Notably, a table was used in that report that was sourced from ExxonMobil in which the oil company said the pipeline would cost US$478 million. Four years later, Exxon estimates that the structure could cost Guyana US$1.3 billion. On the other hand, Vice President Bharrat Jagdeo explained that the Government is currently doing estimates for the Natural Gas Liquids (NGL) Plant and the power plant to generate some 300 megawatts of electricity for the country. These two facilities, he said, can cost Guyana an additional US$700 million.
Given this hefty increase in the project cost, stakeholders have been calling for an updated feasibility study to prove the project’s viability. However, Patterson, the former Minister of Public Infrastructure explained that when the People’s Progressive Party (PPP) Government took office in August 2020, it began streamlining the project for Wales, West Bank Demerara in the absence of any new study. According to him, “they released five of the studies which I myself commissioned as Minister of Public Infrastructure when the energy sector was under my remit and all we did was pre-feasibility studies to see if it’s possible.”

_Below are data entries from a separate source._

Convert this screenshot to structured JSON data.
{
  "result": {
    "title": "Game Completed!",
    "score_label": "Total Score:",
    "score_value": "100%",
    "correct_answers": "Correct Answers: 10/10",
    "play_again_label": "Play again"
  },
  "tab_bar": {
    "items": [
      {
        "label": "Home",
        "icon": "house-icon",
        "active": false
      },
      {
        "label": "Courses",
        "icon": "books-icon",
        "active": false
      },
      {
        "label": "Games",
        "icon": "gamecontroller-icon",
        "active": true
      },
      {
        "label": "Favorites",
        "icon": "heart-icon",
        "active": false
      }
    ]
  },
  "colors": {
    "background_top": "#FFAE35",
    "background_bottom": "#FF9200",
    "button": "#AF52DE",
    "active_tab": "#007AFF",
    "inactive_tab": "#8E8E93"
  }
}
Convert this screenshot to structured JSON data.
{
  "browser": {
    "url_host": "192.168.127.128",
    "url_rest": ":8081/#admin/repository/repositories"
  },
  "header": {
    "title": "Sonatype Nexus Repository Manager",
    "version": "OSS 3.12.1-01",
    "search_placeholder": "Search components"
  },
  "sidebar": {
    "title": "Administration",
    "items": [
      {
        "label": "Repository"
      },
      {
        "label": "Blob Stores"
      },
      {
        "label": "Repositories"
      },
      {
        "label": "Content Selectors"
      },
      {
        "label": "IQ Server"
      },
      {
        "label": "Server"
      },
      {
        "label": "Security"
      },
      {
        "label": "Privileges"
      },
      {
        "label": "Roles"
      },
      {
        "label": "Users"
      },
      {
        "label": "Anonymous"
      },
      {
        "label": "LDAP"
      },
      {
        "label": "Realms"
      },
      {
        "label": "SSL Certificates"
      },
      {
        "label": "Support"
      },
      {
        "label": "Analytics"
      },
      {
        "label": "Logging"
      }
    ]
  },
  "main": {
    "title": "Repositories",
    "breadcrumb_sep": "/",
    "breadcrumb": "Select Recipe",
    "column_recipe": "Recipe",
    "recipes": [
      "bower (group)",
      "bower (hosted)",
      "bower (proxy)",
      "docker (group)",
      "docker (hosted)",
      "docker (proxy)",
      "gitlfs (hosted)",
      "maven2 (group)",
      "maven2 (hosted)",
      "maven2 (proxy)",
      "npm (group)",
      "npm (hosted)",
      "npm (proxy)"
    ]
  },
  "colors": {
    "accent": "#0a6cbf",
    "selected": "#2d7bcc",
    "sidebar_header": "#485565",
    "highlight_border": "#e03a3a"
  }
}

In the absence of new studies for the massive undertaking, Patterson believes the project would merely serve as a “ponzi scheme”. He argued that the Government is yet to explain how the electricity from the power plant would be transmitted to Region Four – the energy capital. He pointed out, “The last time that they did a submarine cable you know what happened – but there’s no comment and there’s nothing at all on that – so it’s just a “ponzi scheme” as I always say to enrich people because there are so many other components of it yet to be discussed.”